O caso Torres voltou a reacender o assunto de excesso de cesáreas no país. Enquanto a OMS (Organização Mundial da Saúde) recomenda que apenas 15% dos partos sejam cesáreas, o Brasil tem taxas de 90% na rede privada e de 50% na pública. Para as manifestantes, o debate não é sobre o parto normal ou cesárea, mas pela imposição da cirurgia.
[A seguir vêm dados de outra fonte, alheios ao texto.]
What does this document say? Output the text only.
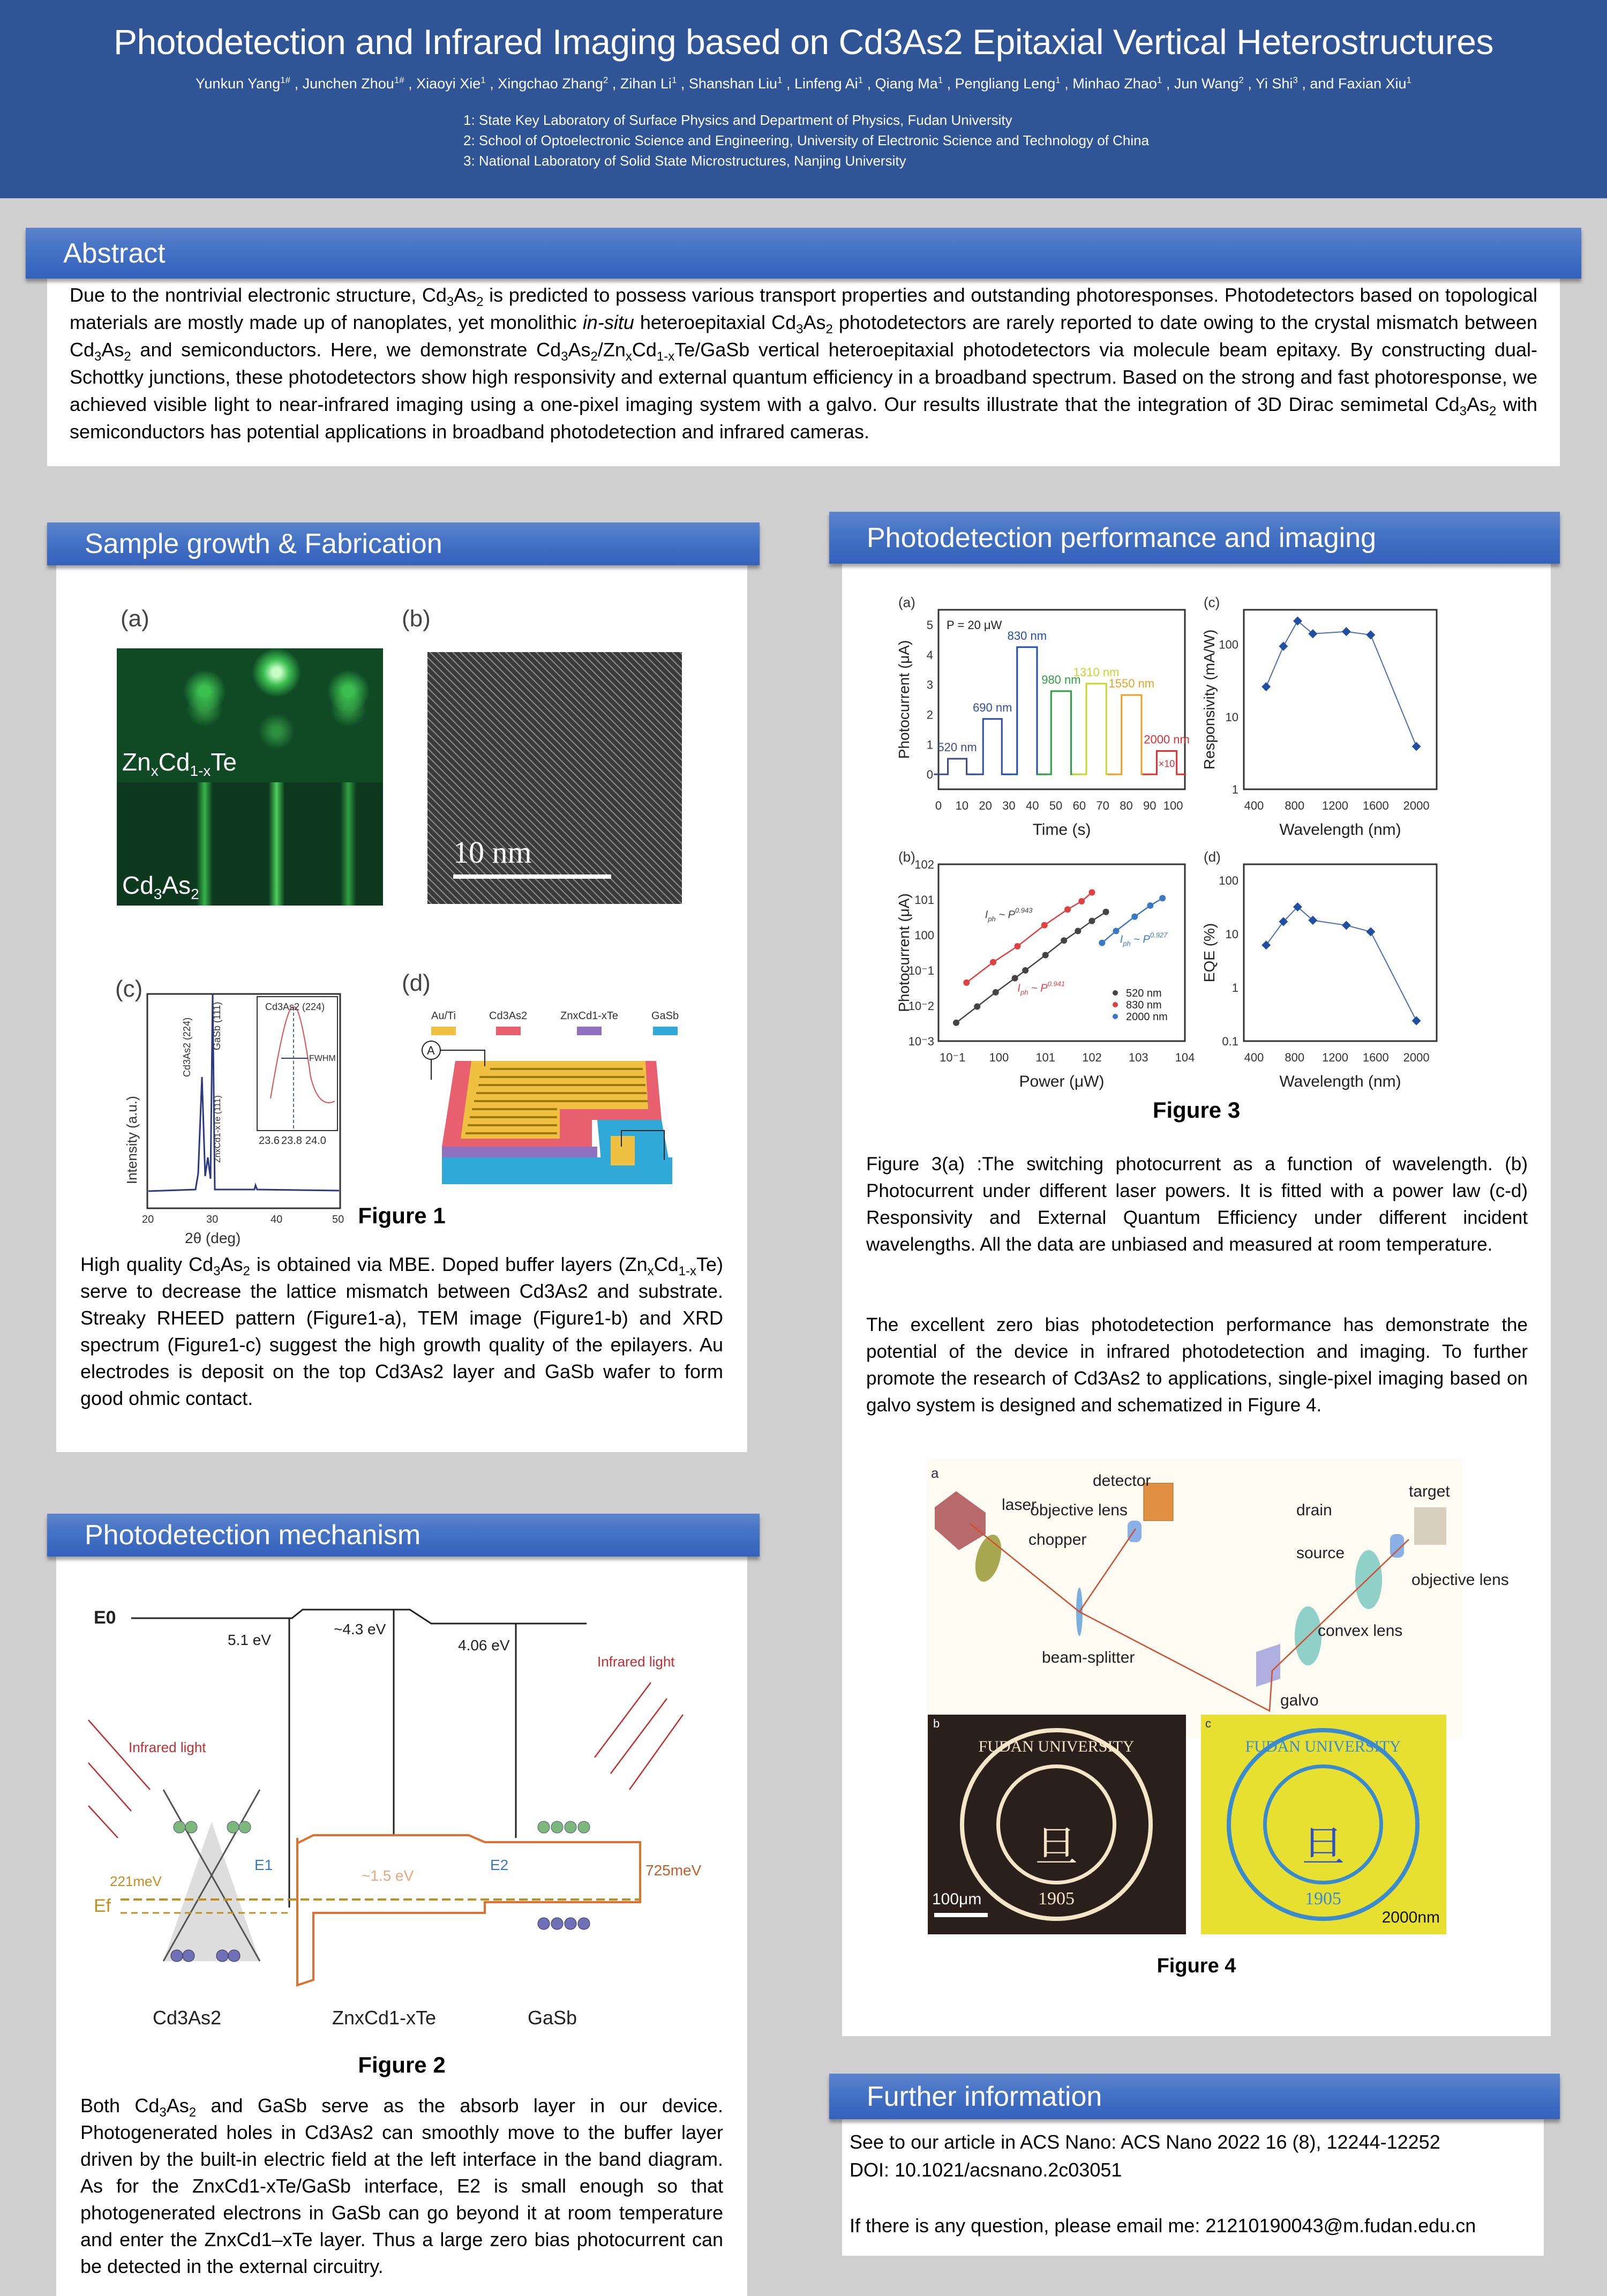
Photodetection and Infrared Imaging based on Cd3As2 Epitaxial Vertical Heterostructures
Yunkun Yang$^{1\#}$ , Junchen Zhou$^{1\#}$ , Xiaoyi Xie$^1$ , Xingchao Zhang$^2$ , Zihan Li$^1$ , Shanshan Liu$^1$ , Linfeng Ai$^1$ , Qiang Ma$^1$ , Pengliang Leng$^1$ , Minhao Zhao$^1$ , Jun Wang$^2$ , Yi Shi$^3$ , and Faxian Xiu$^1$
1: State Key Laboratory of Surface Physics and Department of Physics, Fudan University
2: School of Optoelectronic Science and Engineering, University of Electronic Science and Technology of China
3: National Laboratory of Solid State Microstructures, Nanjing University
Abstract
Due to the nontrivial electronic structure, $Cd_3As_2$ is predicted to possess various transport properties and outstanding photoresponses. Photodetectors based on topological materials are mostly made up of nanoplates, yet monolithic in-situ heteroepitaxial $Cd_3As_2$ photodetectors are rarely reported to date owing to the crystal mismatch between $Cd_3As_2$ and semiconductors. Here, we demonstrate $Cd_3As_2/Zn_xCd_{1-x}Te$/GaSb vertical heteroepitaxial photodetectors via molecule beam epitaxy. By constructing dual-Schottky junctions, these photodetectors show high responsivity and external quantum efficiency in a broadband spectrum. Based on the strong and fast photoresponse, we achieved visible light to near-infrared imaging using a one-pixel imaging system with a galvo. Our results illustrate that the integration of 3D Dirac semimetal $Cd_3As_2$ with semiconductors has potential applications in broadband photodetection and infrared cameras.
Sample growth & Fabrication
(a)
$Zn_xCd_{1-x}Te$
$Cd_3As_2$
(b)
10 nm
(c)
Cd3As2 (224)
FWHM
23.6 23.8 24.0
Cd3As2 (224) GaSb (111)
ZnxCd1-xTe (111)
Intensity (a.u.)
20	30	40	50
2θ (deg)
(d)
Au/Ti	Cd3As2	ZnxCd1-xTe	GaSb
A
Figure 1
High quality $Cd_3As_2$ is obtained via MBE. Doped buffer layers $(Zn_xCd_{1-x}Te)$ serve to decrease the lattice mismatch between Cd3As2 and substrate. Streaky RHEED pattern (Figure1-a), TEM image (Figure1-b) and XRD spectrum (Figure1-c) suggest the high growth quality of the epilayers. Au electrodes is deposit on the top Cd3As2 layer and GaSb wafer to form good ohmic contact.
Photodetection mechanism
E0
5.1 eV
~4.3 eV
4.06 eV
Infrared light
Infrared light
Ef
221meV
E1	E2
~1.5 eV	725meV
Cd3As2	ZnxCd1-xTe	GaSb
Figure 2
Both $Cd_3As_2$ and GaSb serve as the absorb layer in our device. Photogenerated holes in Cd3As2 can smoothly move to the buffer layer driven by the built-in electric field at the left interface in the band diagram. As for the ZnxCd1-xTe/GaSb interface, E2 is small enough so that photogenerated electrons in GaSb can go beyond it at room temperature and enter the ZnxCd1–xTe layer. Thus a large zero bias photocurrent can be detected in the external circuitry.
Photodetection performance and imaging
(a)
Time (s)
Photocurrent (μA)
0 10 20 30 40 50 60 70 80 90 100
0
1
2
3
4
5 P = 20 μW
520 nm
690 nm
830 nm
980 nm
1310 nm
1550 nm
2000 nm
×10
(c)
Wavelength (nm)
Responsivity (mA/W)
400 800 1200 1600 2000
1
10
100
(b)
Power (μW)
Photocurrent (μA)
10⁻1 100 101 102 103 104
10⁻3
10⁻2
10⁻1
100
101
102
$I_{ph}$ ~ $P^{0.943}$
520 nm
$I_{ph}$ ~ $P^{0.941}$
830 nm
$I_{ph}$ ~ $P^{0.927}$
2000 nm
(d)
Wavelength (nm)
EQE (%)
400 800 1200 1600 2000
0.1
1
10
100
Figure 3
Figure 3(a) :The switching photocurrent as a function of wavelength. (b) Photocurrent under different laser powers. It is fitted with a power law (c-d) Responsivity and External Quantum Efficiency under different incident wavelengths. All the data are unbiased and measured at room temperature.
The excellent zero bias photodetection performance has demonstrate the potential of the device in infrared photodetection and imaging. To further promote the research of Cd3As2 to applications, single-pixel imaging based on galvo system is designed and schematized in Figure 4.
a
laser
chopper
beam-splitter
objective lens
detector
drain
source
target
objective lens
convex lens
galvo
b
旦
FUDAN UNIVERSITY
1905
100μm
c
旦
FUDAN UNIVERSITY
1905
2000nm
Figure 4
Further information
See to our article in ACS Nano: ACS Nano 2022 16 (8), 12244-12252
DOI: 10.1021/acsnano.2c03051
If there is any question, please email me: 21210190043@m.fudan.edu.cn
“Infelizmente vivemos no país campeão de taxas de cesáreas, um procedimento cirúrgico maravilhoso, teoricamente desenvolvido para salvar vidas maternas e fetais, mas que atualmente está absolutamente banalizado e atua como um dos grandes responsáveis pelas complicações e mortes maternas e dos recém-nascidos”, diz a médica obstetra Juliana Giordano Sandler.
O CASO
A justificativa dos médicos apresentada ao Ministério Publico, que foi quem ajuizou a ação, era de que a gestante não podia ter um parto normal porque teve duas cesáreas anteriores, o bebê estava pélvico (sentado) e pela gravidez ter atingido 42 semanas – uma gravidez a termo varia entre 37 e 42 semanas. A Justiça acatou o pedido e Adelir foi retirada por policiais militares da sua casa quando já estava em trabalho de parto ativo.
O exame de ultrassonografia da paciente, no entanto, indicava idade gestacional de 40 semanas. Na semana passada, o exame foi avaliado pela obstetra Carla Andreucci Polido, professora de medicina da UFSCar (Universidade Federal de São Carlos), que relatou que não havia indicação de emergência, ou seja, a cesárea não precisava ser feita naquele momento, segundo a obstetra.
“O exame mostra que a criança estava em ótimas condições. Líquido amniótico estava em grande quantidade, normal, tornado inclusive possível uma versão cefálica externa [virar a criança para a posição de cabeça], e que a idade gestacional calculada pela ecografia atual e pelas anteriores não atestava a gestação prolongada, como dito anteriormente”, comentou a médica. Segundo ela, o fato da mãe ter duas cesáreas anteriores não impede o parto normal pois a possibilidade de ruptura uterina, que foi alegada pelos médicos, é de 0,5% a 1%.
Sobre a ultrassonografia, o hospital afirmou que não há erro na idade gestacional do último exame pois as semanas foram calculadas com base em ecografias realizadas ainda no primeiro trimestre de gestação. “As ecografias realizadas no final de uma gestação têm por principal objetivo identificar os sinais vitais do bebê e a posição do feto para diagnosticar o parto adequado para gestante”, diz nota enviada pelo hospital.
“A correção dessa indicação médica foi confirmada no parto, devido à presença de mecônio do nenê na cavidade abdominal da mãe, que é um sinal indicativo de sofrimento fetal”, voltou a afirmar o hospital.